Program
ICMPC17-APSCOM7 Program
We have released the final version of ICMPC17-APSCOM7 program. The date of release is August 8, 2023. The changes made in the program after the date are listed here.
– Conference Overview (PDF)
– List of Presentations (PDF)
– Session Chairs (Updated on August 18)
– Award Winners (PDF, Updated on September 8)

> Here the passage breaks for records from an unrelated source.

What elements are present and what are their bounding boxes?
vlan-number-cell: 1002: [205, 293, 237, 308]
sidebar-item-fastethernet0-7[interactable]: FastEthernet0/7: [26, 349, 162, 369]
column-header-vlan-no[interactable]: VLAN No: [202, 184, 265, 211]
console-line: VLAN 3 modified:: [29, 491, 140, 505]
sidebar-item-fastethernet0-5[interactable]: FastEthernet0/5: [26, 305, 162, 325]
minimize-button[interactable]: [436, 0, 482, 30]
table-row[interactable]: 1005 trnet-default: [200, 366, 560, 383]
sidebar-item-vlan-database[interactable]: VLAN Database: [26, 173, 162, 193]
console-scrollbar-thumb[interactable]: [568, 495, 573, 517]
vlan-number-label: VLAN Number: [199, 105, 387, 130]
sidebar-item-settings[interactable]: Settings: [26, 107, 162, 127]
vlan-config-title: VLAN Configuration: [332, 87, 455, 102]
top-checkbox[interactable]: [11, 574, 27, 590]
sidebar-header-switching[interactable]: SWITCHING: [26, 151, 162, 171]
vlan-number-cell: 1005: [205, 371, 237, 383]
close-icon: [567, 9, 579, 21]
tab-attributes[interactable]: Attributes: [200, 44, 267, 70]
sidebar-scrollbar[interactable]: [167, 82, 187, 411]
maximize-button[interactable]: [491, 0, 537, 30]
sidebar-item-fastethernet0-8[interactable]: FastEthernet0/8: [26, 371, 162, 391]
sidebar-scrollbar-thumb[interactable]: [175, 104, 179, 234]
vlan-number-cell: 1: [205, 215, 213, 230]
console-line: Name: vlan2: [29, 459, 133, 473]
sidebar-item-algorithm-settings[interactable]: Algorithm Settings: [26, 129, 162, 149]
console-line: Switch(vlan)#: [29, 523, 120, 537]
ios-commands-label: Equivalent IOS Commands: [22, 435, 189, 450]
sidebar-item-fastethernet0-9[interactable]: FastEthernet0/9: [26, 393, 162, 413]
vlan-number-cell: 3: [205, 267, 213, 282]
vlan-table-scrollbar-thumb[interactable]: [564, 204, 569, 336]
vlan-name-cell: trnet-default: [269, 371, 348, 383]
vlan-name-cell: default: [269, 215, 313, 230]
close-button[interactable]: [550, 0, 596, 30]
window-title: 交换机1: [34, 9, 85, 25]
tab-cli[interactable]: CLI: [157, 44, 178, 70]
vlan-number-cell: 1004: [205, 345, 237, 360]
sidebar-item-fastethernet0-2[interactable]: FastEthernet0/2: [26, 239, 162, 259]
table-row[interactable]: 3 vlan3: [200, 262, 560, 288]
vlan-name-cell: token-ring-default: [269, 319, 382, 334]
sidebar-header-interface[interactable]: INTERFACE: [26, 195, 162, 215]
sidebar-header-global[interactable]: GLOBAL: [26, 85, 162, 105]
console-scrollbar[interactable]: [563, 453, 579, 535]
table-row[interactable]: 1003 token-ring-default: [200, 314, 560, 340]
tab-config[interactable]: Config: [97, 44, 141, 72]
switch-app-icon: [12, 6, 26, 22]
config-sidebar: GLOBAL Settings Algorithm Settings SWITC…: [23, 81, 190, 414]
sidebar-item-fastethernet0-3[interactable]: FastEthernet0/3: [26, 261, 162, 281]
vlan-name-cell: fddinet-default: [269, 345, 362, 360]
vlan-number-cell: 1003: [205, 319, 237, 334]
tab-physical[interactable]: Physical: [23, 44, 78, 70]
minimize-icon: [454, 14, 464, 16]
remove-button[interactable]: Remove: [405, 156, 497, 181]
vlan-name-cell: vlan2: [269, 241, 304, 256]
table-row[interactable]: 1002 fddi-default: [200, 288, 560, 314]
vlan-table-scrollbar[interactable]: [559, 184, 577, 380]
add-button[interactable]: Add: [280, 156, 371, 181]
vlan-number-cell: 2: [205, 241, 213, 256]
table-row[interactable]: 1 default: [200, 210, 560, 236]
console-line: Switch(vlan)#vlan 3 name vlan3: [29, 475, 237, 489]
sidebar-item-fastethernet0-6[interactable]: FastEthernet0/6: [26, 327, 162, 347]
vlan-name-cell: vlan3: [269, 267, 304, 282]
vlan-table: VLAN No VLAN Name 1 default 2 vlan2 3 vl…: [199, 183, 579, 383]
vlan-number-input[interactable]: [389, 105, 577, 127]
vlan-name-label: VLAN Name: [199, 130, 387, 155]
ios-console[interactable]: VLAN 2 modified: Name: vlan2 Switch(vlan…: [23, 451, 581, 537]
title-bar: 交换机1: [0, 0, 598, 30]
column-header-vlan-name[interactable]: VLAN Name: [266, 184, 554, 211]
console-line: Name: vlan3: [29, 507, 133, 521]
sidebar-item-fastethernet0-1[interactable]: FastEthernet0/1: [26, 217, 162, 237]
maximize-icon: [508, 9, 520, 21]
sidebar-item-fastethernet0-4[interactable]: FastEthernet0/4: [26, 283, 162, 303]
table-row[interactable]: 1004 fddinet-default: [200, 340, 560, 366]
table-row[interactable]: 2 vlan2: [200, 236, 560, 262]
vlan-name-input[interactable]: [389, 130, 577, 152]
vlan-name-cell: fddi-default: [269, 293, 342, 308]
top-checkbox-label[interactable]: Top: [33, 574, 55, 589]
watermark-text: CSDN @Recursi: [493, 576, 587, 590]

– List of Social Events, Concerts, and Attractions (PDF)
Keynote Speakers
Title and abstract
Elizabeth Hellmuth Margulis
Elizabeth Hellmuth Margulis is Professor and Director of the Music Cognition Lab at Princeton
University. She is the author of
On Repeat: How Music Plays the Mind,
which won the Wallace Berry Award from the Society for Music Theory and
the ASCAP Deems Taylor/Virgil Thomson Award, and
The Psychology of
Music: A Very Short Introduction, which has been translated into six
languages.
Kenji Kojima
Kenji Kojima is an esteemed game audio programmer at Capcom, where he helps lead the
sound program team. He studied music engineering at Osaka University of
Arts, where he focused on auditory perception from the perspective
of experimental psychology, and later researched sound at Doshisha
University.
He has contributed to game production for titles like Resident Evil 7
while also working on the in-house game sound engine as an architect,
and R&D related to sound such as acoustic simulation in virtual 3D
spaces. He is passionate about realistic sound experience beyond reality
and music that moves the heart.
Eckart Altenmüller
Eckart Altenmüller (b.
1955) holds a Masters degree in Classical flute, and a MD and
PhD degree in Neurology. Since 1994 he is chair and director of the
Institute of Music Physiology and Musicians’ Medicine at the HMTM
Hannover. He continues research into motor, auditory and sensory
learning and emotions and directs an outpatient clinic for musicians.
Rie Matsunaga
Rie Matsunaga is
an Associate Professor of Cognitive Science in the Department of
Psychology at Kanagawa University. Her research has centered on
processing mechanisms of melody perception, in particular
tonality perception – i.e., how listeners perceive a sense of tonality
for a given tone sequence. She and her colleagues pursue this issue from
both cross-cultural and developmental viewpoints, using behavioral,
neuroimaging, and computational approaches. Her current focus is the
acquisition process of culture-specific tonality schemas.